Russian Spy Ring Needed Some Serious IT Help
Russian spies allegedly used steganography, open wireless networks and transfer of memory sticks to swap data, but faced problems such as leaving a password lying around on a piece of paper and trouble getting laptops fixed in less than six months.
Wed, June 30, 2010
Network World — The Russian ring charged this week with spying on the United States faced some of the common security problems that plague many companies -- misconfigured wireless networks, users writing passwords on slips of paper and laptop help desk issues that take months to resolve.
In addition, the alleged conspirators used a range of technologies to pass data among themselves and back to their handlers in Moscow including PC-to-PC open wireless networking and digital steganography to hide messages and retrieve them from images on Web sites.
They also employed more traditional methods including invisible ink, Morse Code and ciphers, according to assertions made by federal agents in court papers seeking arrest warrants for the suspected spies.
One of the most glaring errors made by one of the spy defendants was leaving an imposing 27-character password written on a piece of paper that law enforcement officers found while searching a suspect's home. They used the password to crack open a treasure trove of more than 100 text files containing covert messages used to further the investigation.

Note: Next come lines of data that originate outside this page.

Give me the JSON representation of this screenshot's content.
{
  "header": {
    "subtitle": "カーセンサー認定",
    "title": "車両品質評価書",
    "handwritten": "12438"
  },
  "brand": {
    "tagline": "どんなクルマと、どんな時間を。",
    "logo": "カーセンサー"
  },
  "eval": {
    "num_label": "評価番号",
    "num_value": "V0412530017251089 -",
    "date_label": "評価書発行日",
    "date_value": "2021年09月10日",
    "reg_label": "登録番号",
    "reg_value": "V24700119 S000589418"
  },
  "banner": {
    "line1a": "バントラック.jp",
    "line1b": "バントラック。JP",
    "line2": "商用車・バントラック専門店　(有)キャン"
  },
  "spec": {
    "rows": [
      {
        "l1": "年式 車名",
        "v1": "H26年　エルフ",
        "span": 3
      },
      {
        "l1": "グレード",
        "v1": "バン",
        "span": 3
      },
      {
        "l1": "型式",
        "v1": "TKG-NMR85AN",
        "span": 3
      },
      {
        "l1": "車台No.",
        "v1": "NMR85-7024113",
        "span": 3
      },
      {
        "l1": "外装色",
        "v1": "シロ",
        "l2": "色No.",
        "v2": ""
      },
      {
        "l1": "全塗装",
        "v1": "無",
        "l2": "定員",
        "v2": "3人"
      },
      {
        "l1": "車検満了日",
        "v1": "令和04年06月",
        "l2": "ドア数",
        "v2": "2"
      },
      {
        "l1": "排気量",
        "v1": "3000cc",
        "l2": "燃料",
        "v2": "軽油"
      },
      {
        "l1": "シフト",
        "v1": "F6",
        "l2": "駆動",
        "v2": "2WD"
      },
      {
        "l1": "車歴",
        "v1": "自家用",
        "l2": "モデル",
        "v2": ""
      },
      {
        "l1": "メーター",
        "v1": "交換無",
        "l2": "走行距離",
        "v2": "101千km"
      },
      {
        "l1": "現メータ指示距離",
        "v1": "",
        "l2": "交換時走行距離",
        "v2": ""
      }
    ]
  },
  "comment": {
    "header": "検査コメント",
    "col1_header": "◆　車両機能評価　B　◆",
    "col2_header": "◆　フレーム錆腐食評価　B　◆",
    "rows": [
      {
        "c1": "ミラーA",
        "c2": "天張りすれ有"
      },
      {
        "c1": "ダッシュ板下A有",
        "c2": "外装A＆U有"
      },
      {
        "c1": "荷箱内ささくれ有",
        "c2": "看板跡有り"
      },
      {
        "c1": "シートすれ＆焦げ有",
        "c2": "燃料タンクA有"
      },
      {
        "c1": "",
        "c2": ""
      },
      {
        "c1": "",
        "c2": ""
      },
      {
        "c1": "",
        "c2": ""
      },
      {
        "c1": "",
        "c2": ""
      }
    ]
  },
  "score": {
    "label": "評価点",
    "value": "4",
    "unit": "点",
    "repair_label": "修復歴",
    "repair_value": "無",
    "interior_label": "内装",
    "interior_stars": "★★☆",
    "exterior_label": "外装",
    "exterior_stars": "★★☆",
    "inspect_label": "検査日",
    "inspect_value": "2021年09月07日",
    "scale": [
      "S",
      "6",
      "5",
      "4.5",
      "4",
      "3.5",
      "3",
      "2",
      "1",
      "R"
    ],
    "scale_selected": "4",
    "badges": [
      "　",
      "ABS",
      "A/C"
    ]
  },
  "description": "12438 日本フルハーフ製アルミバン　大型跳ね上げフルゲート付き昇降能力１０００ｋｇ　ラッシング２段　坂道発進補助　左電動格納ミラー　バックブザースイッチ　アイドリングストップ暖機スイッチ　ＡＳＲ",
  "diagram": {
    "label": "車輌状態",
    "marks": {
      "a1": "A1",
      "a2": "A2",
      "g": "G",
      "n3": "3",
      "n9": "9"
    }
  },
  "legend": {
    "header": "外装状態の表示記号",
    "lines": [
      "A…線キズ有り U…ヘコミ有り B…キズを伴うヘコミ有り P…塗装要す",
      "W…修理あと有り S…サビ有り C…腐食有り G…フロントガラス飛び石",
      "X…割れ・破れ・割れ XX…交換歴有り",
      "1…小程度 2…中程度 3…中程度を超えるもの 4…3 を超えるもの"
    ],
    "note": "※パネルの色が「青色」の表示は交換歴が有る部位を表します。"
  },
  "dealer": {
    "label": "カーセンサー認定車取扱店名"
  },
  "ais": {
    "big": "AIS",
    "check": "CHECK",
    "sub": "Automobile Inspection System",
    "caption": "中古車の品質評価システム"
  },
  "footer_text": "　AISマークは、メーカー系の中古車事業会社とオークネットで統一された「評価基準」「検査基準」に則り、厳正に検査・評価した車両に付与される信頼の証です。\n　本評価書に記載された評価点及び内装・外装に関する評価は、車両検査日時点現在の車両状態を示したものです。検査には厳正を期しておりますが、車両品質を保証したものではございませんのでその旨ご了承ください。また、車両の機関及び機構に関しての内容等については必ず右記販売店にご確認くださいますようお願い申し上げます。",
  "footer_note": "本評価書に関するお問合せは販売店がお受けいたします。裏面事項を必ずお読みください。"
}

"[T]he paper said "alt," "control" and set forth a string of 27 characters," the court documents say. "Using these 27 characters as a password, technicians have been able successfully to access a software program ("Steganography Program") stored on those copies of the Password-Protected Disks that were recovered…"
This sticky-note problem is common, says John Pironti, president of IP Architects, a security consulting firm. "Humans don't really do well remembering passwords beyond six characters, so they write them down someplace," he says. The real mistake was thinking that the home was secure enough to leave the password lying around.
Pironti says the use of steganography is also common, taking data and subtly inserting it into images so the changes aren't very noticeable to the naked eye. One notable aspect was that the steganography program used by the Russians is not commercially available, he says.
Without the program and without knowing what images might contain messages, it would have been nearly impossible to find the messages, Pironti says.
But a computer hard drive copied during one of the searches revealed a store of Web sites that agents visited and from which they downloaded images. Running the steganography program on some of those images revealed text files.
A Boston search yielded a hard drive that contained what investigators believe are drafts of messages to be embedded in images. The messages had been deleted, but investigators were able to recover them.